Blutmond, Blauer Mond oder Vollmond, nachts gibt es einige besondere astronomische Phänomene zu beobachten, so auch am 02. und 03. Juni 2022. Hier hat der Mond nämlich einen Erdschein, oder auch "Da Vinci Glow". Doch was genau steckt hinter dieser Erscheinung und wann kann man sie am besten erkennen?

Dass der Mond selbst nicht leuchtet, dürfte den meisten bekannt sein, denn er ist eigentlich nur eine dunkle Kugel. Sichtbar wird er erst durch Sonnenbestrahlung, die er reflektiert. Außer bei einer Mondfinsternis kann man also immer eine Hälfte des Mondes sehen.

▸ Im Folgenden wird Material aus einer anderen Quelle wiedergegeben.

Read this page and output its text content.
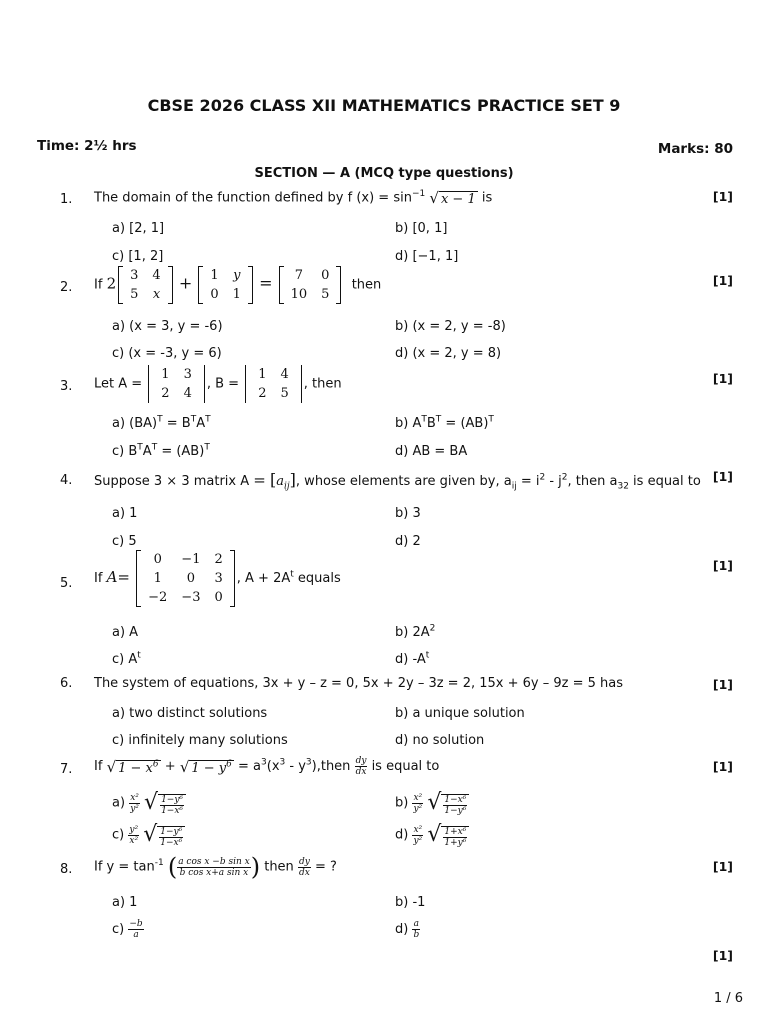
CBSE 2026 CLASS XII MATHEMATICS PRACTICE SET 9
Time: 2½ hrs	Marks: 80
SECTION — A (MCQ type questions)
1.	The domain of the function defined by f $(x) = \sin^{-1}$ √ x − 1 is	[1]
a) [2, 1]	b) [0, 1]
c) [1, 2]	d) [−1, 1]
2.	If 2 3	4
5	x
+ 1	y
0	1
= 7	0
10	5
then	[1]
a) (x = 3, y = -6)	b) (x = 2, y = -8)
c) (x = -3, y = 6)	d) (x = 2, y = 8)
3.	Let A =
1	3
2	4
, B =
1	4
2	5
, then	[1]
a) $(BA)^T = B^TA^T$	b) $A^TB^T = (AB)^T$
c) $B^TA^T = (AB)^T$	d) AB = BA
4.	Suppose 3 × 3 matrix $A = [a_{ij}]$, whose elements are given by, $a_{ij} = i^2 - j^2$, then $a_{32}$ is equal to [1]
a) 1	b) 3
c) 5	d) 2
5.	If A=
0	−1	2
1	0	3
−2	−3	0
, $A + 2A^t$ equals
[1]
a) A	b) $2A^2$
c) $A^t$	d) $-A^t$
6.	The system of equations, 3x + y – z = 0, 5x + 2y – 3z = 2, 15x + 6y – 9z = 5 has	[1]
a) two distinct solutions	b) a unique solution
c) infinitely many solutions	d) no solution
7.	If √ $1 - x^6$ + √ $1 - y^6 = a^3(x^3$ - $y^3),then \frac{dy}{dx}$ is equal to	[1]
$a) \frac{\text{x²}}{\text{y²}}$ √ $\frac{\text{1−y⁶}}{\text{1−x⁶}}$	$b) \frac{\text{x²}}{\text{y²}}$ √ $\frac{\text{1−x⁶}}{\text{1−y⁶}}$
$c) \frac{\text{y²}}{\text{x²}}$ √ $\frac{\text{1−y⁶}}{\text{1−x⁶}}$	$d) \frac{\text{x²}}{\text{y²}}$ √ $\frac{\text{1+x⁶}}{\text{1+y⁶}}$
8.	If $y = \tan^{-1}$ ( $\frac{\text{a cos x −b sin x}}{\text{b cos x+a sin x}}$ ) then $\frac{dy}{dx}$ = ?	[1]
a) 1	b) -1
$c) \frac{-b}{a}$	$d) \frac{a}{b}$
[1]
1 / 6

Astronomisches Phänomen: Erdschein Anfang Juni zu sehen

Entsprechend den verschiedenen Mondphasen nimmt der Himmelskörper jedoch unterschiedliche Formen an, sodass er mal als dünne Sichel oder als perfekter Kreis zu sehen ist.

Ein besonderes Phänomen kann man allerdings in den Tagen vor und nach Neumond beobachten. Denn hier kann es sein, dass auch die nicht beleuchtete Hälfte des Mondes als Kugel hinter dem Sichelmond zu sehen ist. Diese Erscheinung nennt sich Erdschein, Erdlicht oder auch Da Vinci Glow.

Leonardo da Vinci war der erste, der dieses Phänomen richtig begründete, deshalb wird es teilweise auch als Da Vinci Glow bezeichnet. In seinem Codex Leicester, der 1510 veröffentlicht wurde, erklärte er, dass das Ereignis wegen des Widerscheins der Erde auftritt.

Da Vinci Glow: Leonardo da Vinci begründete den Erdschein

Das Erdlicht entsteht, bei zweifacher Reflexion des Sonnenlichts. Das Licht wird von der Tagseite der Erdkugel auf die unbeleuchtete Mondseite geworfen und anschließend von dieser wieder zu uns zurückgestrahlt. 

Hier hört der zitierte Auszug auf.